1766 –hasta ayer– palestinos muertos en los ataques, de los cuales 68 por ciento son civiles. Entre ellos, 377 son niños y 196 mujeres según la ONU. Hay más de nueve mil heridos registrados en el lado palestino. En Israel han fallecido 64 soldados y dos civiles. Los palestinos han disparado tres mil 180 cohetes desde el 8 de julio. Dos mil 486 de ellos han caído en Israel, mientras que casi 600 han sido neutralizados por el sistema antimisiles Cúpula de Hierro. Israel ha lanzado cuatro mil 645 ataques contra Gaza que han producido blancos efectivos en cuatro mil 150 puntos. Los cohetes disparados por los palestinos son en su mayoría Grad y Qassam con alcance que fluctúa entre cuatro y 70 kilómetros, de tecnología soviética. Han disparado sobre todo hacia Tel Aviv, Jerusalén y Haifa.

Los ataques israelitas usan misiles teledirigidos de tecnología propia y americana, las más desarrolladas del mundo. Han disparado sobre Rafah y muchos otros centros de concentración urbana, en prácticamente toda Gaza.
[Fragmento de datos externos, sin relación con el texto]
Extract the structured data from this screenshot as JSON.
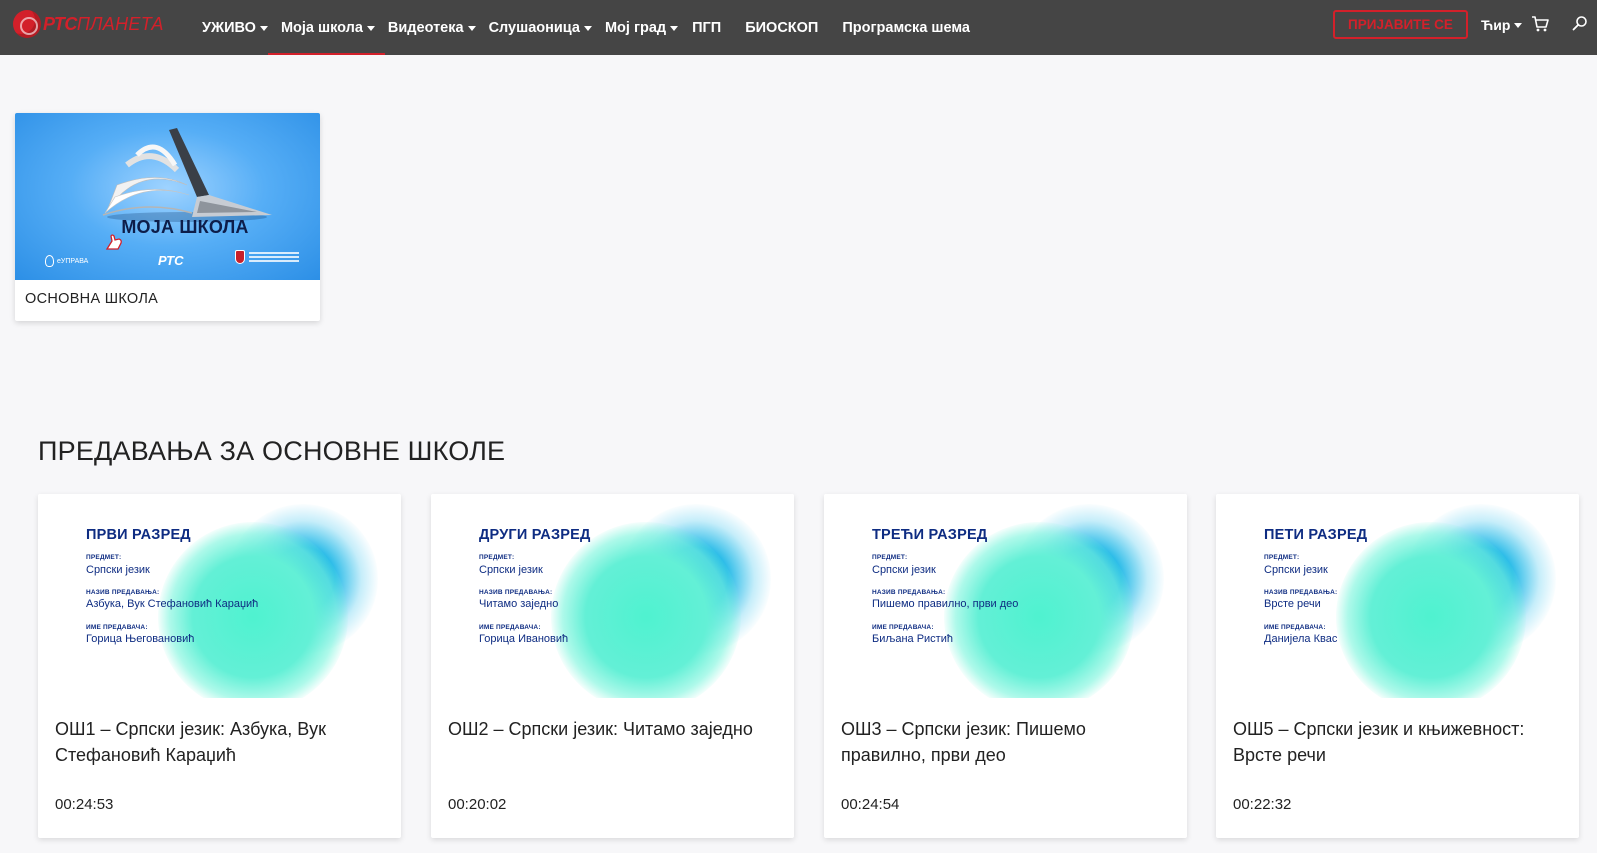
{
  "logo": {
    "rts": "РТС",
    "planeta": "ПЛАНЕТА"
  },
  "nav": [
    {
      "label": "УЖИВО",
      "dropdown": true
    },
    {
      "label": "Моја школа",
      "dropdown": true,
      "active": true
    },
    {
      "label": "Видеотека",
      "dropdown": true
    },
    {
      "label": "Слушаоница",
      "dropdown": true
    },
    {
      "label": "Мој град",
      "dropdown": true
    },
    {
      "label": "ПГП",
      "dropdown": false
    },
    {
      "label": "БИОСКОП",
      "dropdown": false
    },
    {
      "label": "Програмска шема",
      "dropdown": false
    }
  ],
  "header": {
    "login_label": "ПРИЈАВИТЕ СЕ",
    "lang_label": "Ћир",
    "cart_icon": "cart-icon",
    "search_icon": "search-icon"
  },
  "school_card": {
    "title": "МОЈА ШКОЛА",
    "eu_text": "eУПРАВА",
    "rts_text": "РТС",
    "label": "ОСНОВНА ШКОЛА"
  },
  "section": {
    "title": "ПРЕДАВАЊА ЗА ОСНОВНЕ ШКОЛЕ"
  },
  "lesson_meta_labels": {
    "subject": "ПРЕДМЕТ:",
    "lecture": "НАЗИВ ПРЕДАВАЊА:",
    "teacher": "ИМЕ ПРЕДАВАЧА:"
  },
  "cards": [
    {
      "grade": "ПРВИ РАЗРЕД",
      "subject": "Српски језик",
      "lecture": "Азбука, Вук Стефановић Караџић",
      "teacher": "Горица Његовановић",
      "title": "ОШ1 – Српски језик: Азбука, Вук Стефановић Караџић",
      "duration": "00:24:53"
    },
    {
      "grade": "ДРУГИ РАЗРЕД",
      "subject": "Српски језик",
      "lecture": "Читамо заједно",
      "teacher": "Горица Ивановић",
      "title": "ОШ2 – Српски језик: Читамо заједно",
      "duration": "00:20:02"
    },
    {
      "grade": "ТРЕЋИ РАЗРЕД",
      "subject": "Српски језик",
      "lecture": "Пишемо правилно, први део",
      "teacher": "Биљана Ристић",
      "title": "ОШ3 – Српски језик: Пишемо правилно, први део",
      "duration": "00:24:54"
    },
    {
      "grade": "ПЕТИ РАЗРЕД",
      "subject": "Српски језик",
      "lecture": "Врсте речи",
      "teacher": "Данијела Квас",
      "title": "ОШ5 – Српски језик и књижевност: Врсте речи",
      "duration": "00:22:32"
    }
  ],
  "colors": {
    "navbar": "#454545",
    "accent": "#d3202a",
    "lesson_text": "#0e2c82"
  }
}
Todos estos reportes podrían hacer parecer que es un enfrentamiento entre iguales, pero la realidad demuestra una faceta diferente. Muchos blancos israelíes han afectado a los civiles, lo demuestran los números de la ONU. Escuelas, hospitales, centros de refugiados, instalaciones propias de la ONU que han provocado la enérgica protesta del secretario general Ban Ki-moon.

La ONU afirma que a Israel le han suministrado coordenadas precisas de sus instalaciones, a pesar de lo cual han sido blanco de ataque. El discurso oficial de Israel es que los palestinos usan instalaciones civiles como escudos, incluso humanos y eso, como hemos comprobado, no ha impedido la fuerza de sus ataques.

Hace muchos años que Medio Oriente no vivía una situación de guerra como la de hoy. Israel ha llamado a 65 mil reservistas, lo que no se había registrado desde hace más de 10 años. Desde hoy existe por intervención de Egipto, un nuevo alto al fuego por las siguientes 72 horas. El anterior, fallido, se extendió sólo por seis horas.

La red hospitalaria palestina está desmantelada. De 54 clínicas en Gaza sólo 17 están en operación y cada una tiene a un promedio de 200 pacientes internados. Estamos en el vértice de un desastre humanitario de proporciones inimaginables. Estados Unidos, Francia, Gran Bretaña, deben intervenir de forma vertical y definitiva, para detener a Israel y a Palestina en este desproporcionado enfrentamiento. Charcos de sangre en escuelas, cadáveres de niños apilados en neveras para helados porque no hay cabida en las morgues. Es una tragedia y la Unión Europea y Estados Unidos deben actuar de forma inmediata.